Saturday, September 17, 2011

Exposed: The Financial Crisis of 2008


On September 15, 2008, Lehman Brothers, one of the largest investment banks in the United States, filed for Chapter 11 bankruptcy. This was the beginning of a global economic crisis of massive proportions with devastating effects. Millions of individuals lost their jobs, savings, and homes. Ultimately the main question that became apparent was, “how did we get here?” There were many culprits and fingers were pointed at various forces. Charles Ferguson’s insightful documentary, “Inside Job,” strategically chronicles and exposes the realities that led to this colossal global economic crisis.


Narrated by Matt Damon, the documentary discloses the fact that this crisis was “no accident” and was caused by an “out of control industry,” the U.S. Financial Sector.
The documentary is divided into five segments: How We Got Here, The Bubble (2001-2007), The Crisis, Accountability, and Where We Are Now.

Alan Greenspan
After the Great Depression, the financial sector was tightly regulated. Local banks were prohibited from speculating with customers’ savings. Investment banks were small private partnerships, where the partners invested their own capital. However in the 1980s, the financial sector soared when the investment banks went public. The Reagan administration started a 30-year period of “deregulation.” Allowing Savings and Loan companies to make risky investments with investors’ deposits cost U.S. taxpayers $124 billion dollars by the end of the 1980s. Executives like Charles Keating were arrested for “looting their companies.” However Reagan appointed economist Alan Greenspan who praised Keating, chairman of the Federal Reserve. Presidents’ Clinton and George W. Bush also reappointed Greenspan.

 The next crisis emerged at the end of the 1990s when investment banks were promoting Internet companies that they knew would fail. The cost of this crisis was estimated at 5 trillion dollars. The Securities and Exchange Commission, created during the Depression to regulate investment, did not take any action. In 2002, 10 major investment firms were fined for 1.4 billion dollars and promised “to change their ways.”

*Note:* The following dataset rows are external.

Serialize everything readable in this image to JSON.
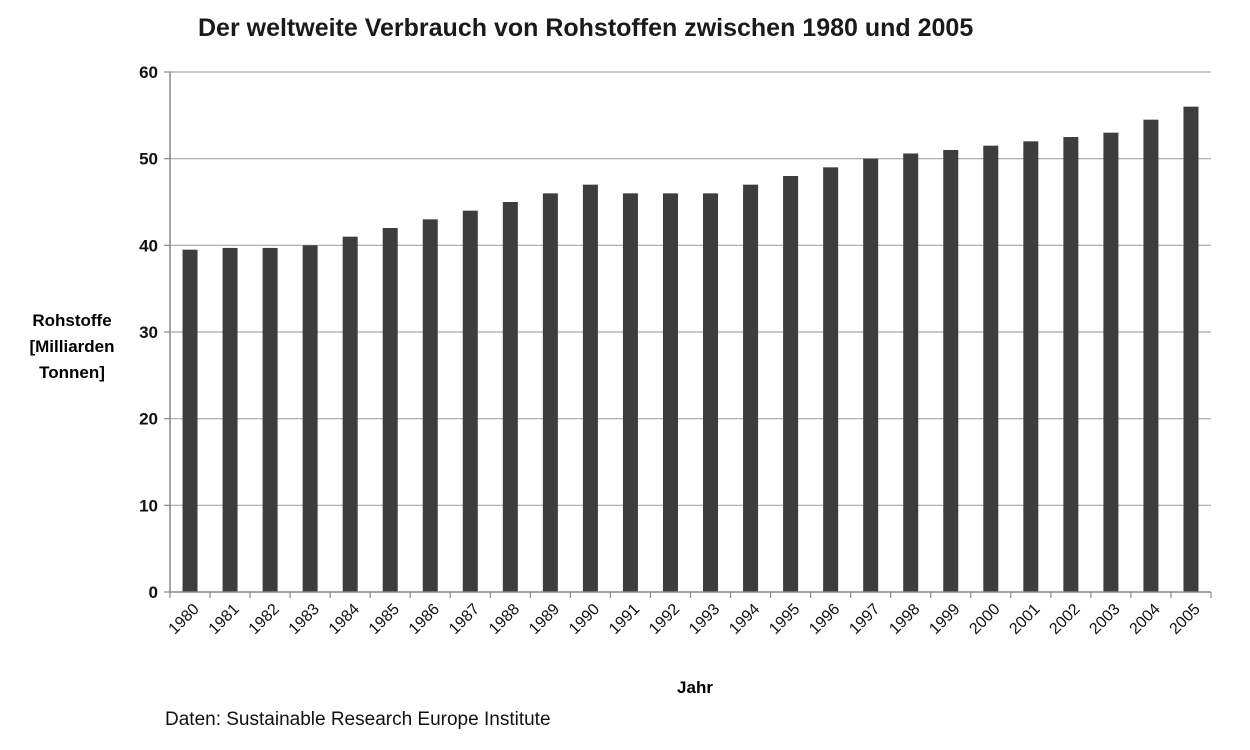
{
  "chart_data": {
    "type": "bar",
    "title": "Der weltweite Verbrauch von Rohstoffen zwischen 1980 und 2005",
    "xlabel": "Jahr",
    "ylabel_lines": [
      "Rohstoffe",
      "[Milliarden",
      "Tonnen]"
    ],
    "source": "Daten: Sustainable Research Europe Institute",
    "categories": [
      "1980",
      "1981",
      "1982",
      "1983",
      "1984",
      "1985",
      "1986",
      "1987",
      "1988",
      "1989",
      "1990",
      "1991",
      "1992",
      "1993",
      "1994",
      "1995",
      "1996",
      "1997",
      "1998",
      "1999",
      "2000",
      "2001",
      "2002",
      "2003",
      "2004",
      "2005"
    ],
    "values": [
      39.5,
      39.7,
      39.7,
      40,
      41,
      42,
      43,
      44,
      45,
      46,
      47,
      46,
      46,
      46,
      47,
      48,
      49,
      50,
      50.6,
      51,
      51.5,
      52,
      52.5,
      53,
      54.5,
      56
    ],
    "ylim": [
      0,
      60
    ],
    "yticks": [
      0,
      10,
      20,
      30,
      40,
      50,
      60
    ],
    "grid": true,
    "legend": "none",
    "bar_color": "#3d3d3d",
    "grid_color": "#a6a6a6"
  }
}
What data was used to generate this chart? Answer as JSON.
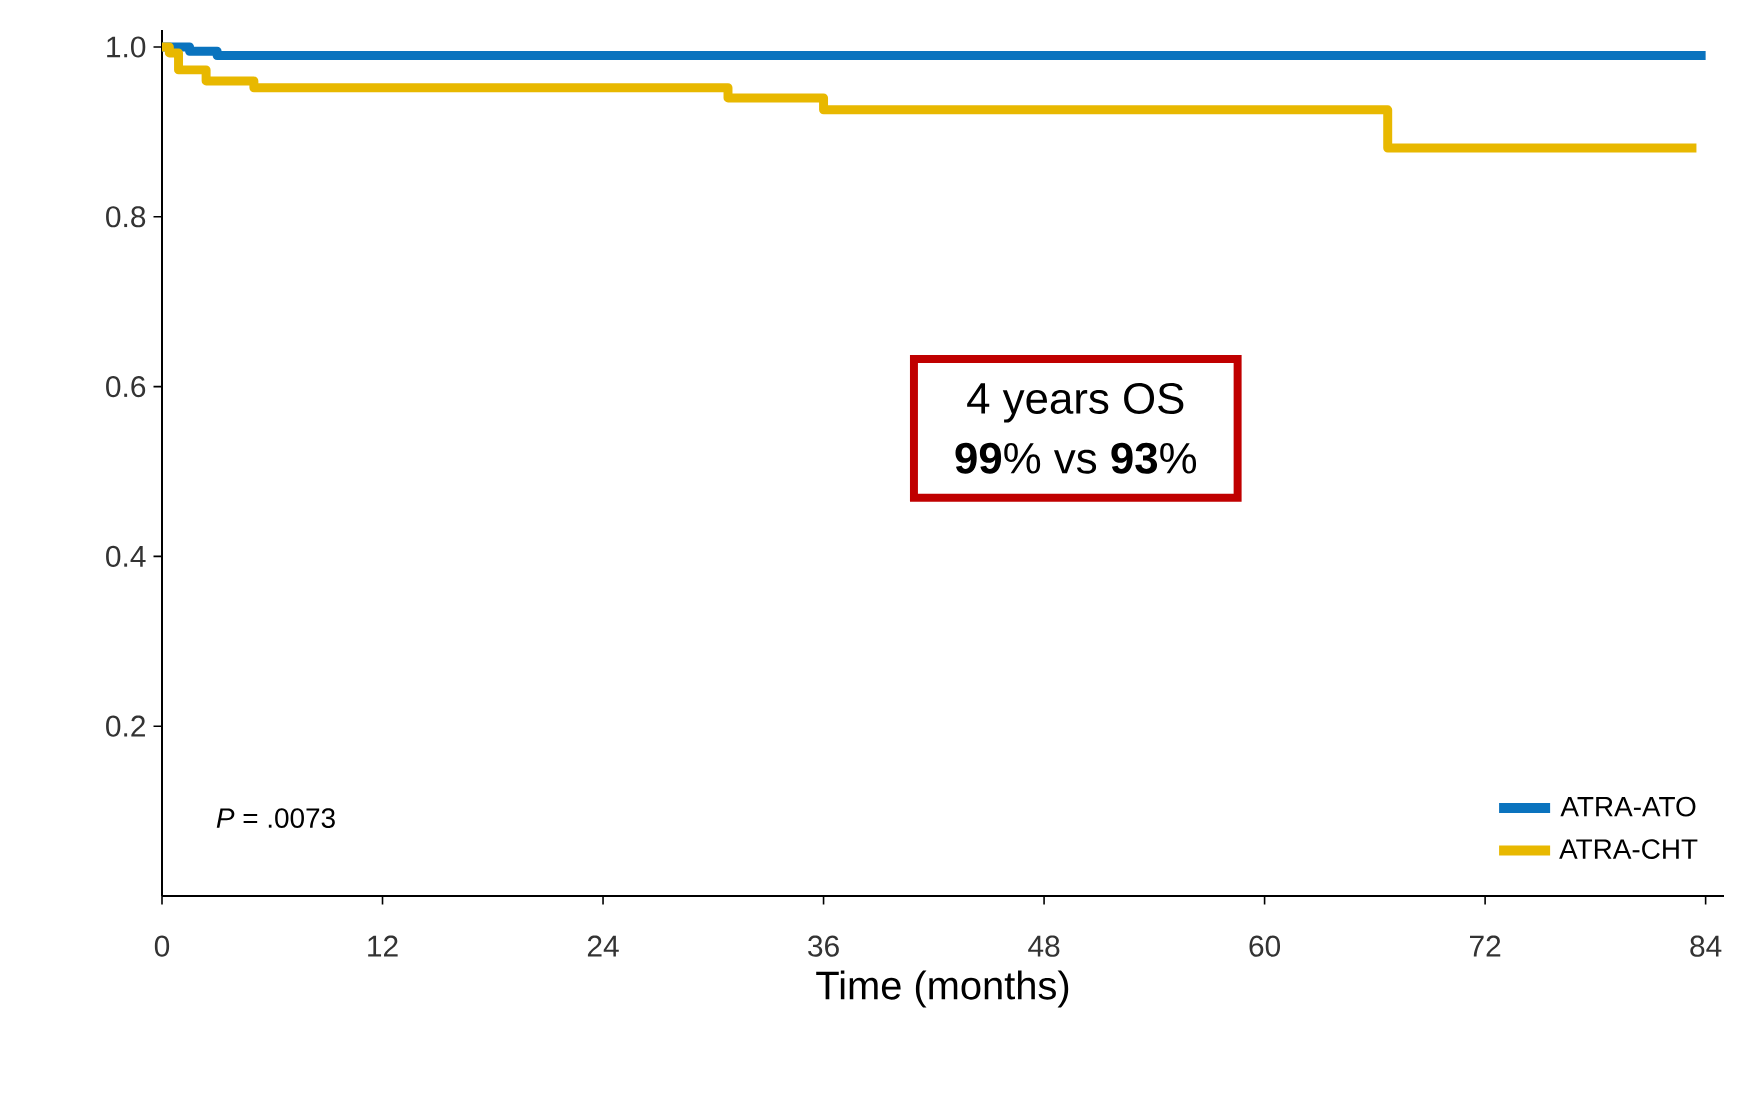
{
  "chart_data": {
    "type": "step",
    "xlabel": "Time (months)",
    "annotations": [
      "4 years OS",
      "**99**% vs **93**%",
      "*P* = .0073"
    ],
    "xlim": [
      0,
      85
    ],
    "ylim": [
      0,
      1.02
    ],
    "xticks": [
      0,
      12,
      24,
      36,
      48,
      60,
      72,
      84
    ],
    "yticks": [
      {
        "value": 0.2,
        "label": "0.2"
      },
      {
        "value": 0.4,
        "label": "0.4"
      },
      {
        "value": 0.6,
        "label": "0.6"
      },
      {
        "value": 0.8,
        "label": "0.8"
      },
      {
        "value": 1.0,
        "label": "1.0"
      }
    ],
    "legend": "bottom right",
    "grid": false,
    "series": [
      {
        "name": "ATRA-ATO",
        "color": "#0a73be",
        "x": [
          0,
          1.5,
          3,
          84
        ],
        "values": [
          1.0,
          0.995,
          0.99,
          0.99
        ]
      },
      {
        "name": "ATRA-CHT",
        "color": "#e8b800",
        "x": [
          0,
          0.4,
          0.9,
          2.4,
          5,
          30.8,
          36,
          66.7,
          83.5
        ],
        "values": [
          1.0,
          0.993,
          0.973,
          0.96,
          0.952,
          0.94,
          0.926,
          0.881,
          0.881
        ]
      }
    ]
  }
}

By the time George W. Bush became president, the U.S. financial sector had grown substantially. Securitization had linked home buyers, lenders, investment banks, and investors through loan payments. In the old system when someone purchased a home, they made mortgage payments directly to the lender. Since a mortgage had a long life span, lenders were careful with their loans. However in the new system,

 “lenders sold the mortgages to the investment banks, the investment banks  combined thousands of mortgages and other loans, including car loans, student loans, and credit card debt, to create complex derivatives called collateralized debt obligation or CDO’s. The investment banks then sold the CDO’s to investors. Now when homeowners paid their mortgages the money went to investors all over the world. The investment banks paid rating agencies to evaluate the CDO’s. Many of them were given a AAA rating, which is the highest possible investment grade… This system was a ticking time bomb…”

At this point, lenders were not concerned if borrowers would be able to repay, and started to make riskier loans. Investment banks were not concerned as well, due to the fact that the more CDO’ s they sold, the higher they profited. Rating agencies, which were paid by the investment banks, were not liable for their ratings and boldly stood by the investment banks. 

This unregulated market, along with the financial innovation, which allowed derivatives to be traded globally, resulted in the ultimate economic crisis of 2008.  As the housing bubble burst, millions of individuals defaulted on their homes, lost their jobs, and lifetime savings.

The question that I immediately posed was, who are the guilty parties in this scenario? Were they reprimanded for their fraudulent actions? What is the current policy of the government when it comes to regulation of the financial sector? The film reveals that no one has been prosecuted and the current attempts to regulate and reform would be considered “weak.”

The Oscar winning documentary (Best Documentary, Features), Inside Job, was an eye opening film. It laid out the financial crisis in a clear and concise manner. Though it was upsetting and shocking, it exposed the harsh realities that exist within our financial system.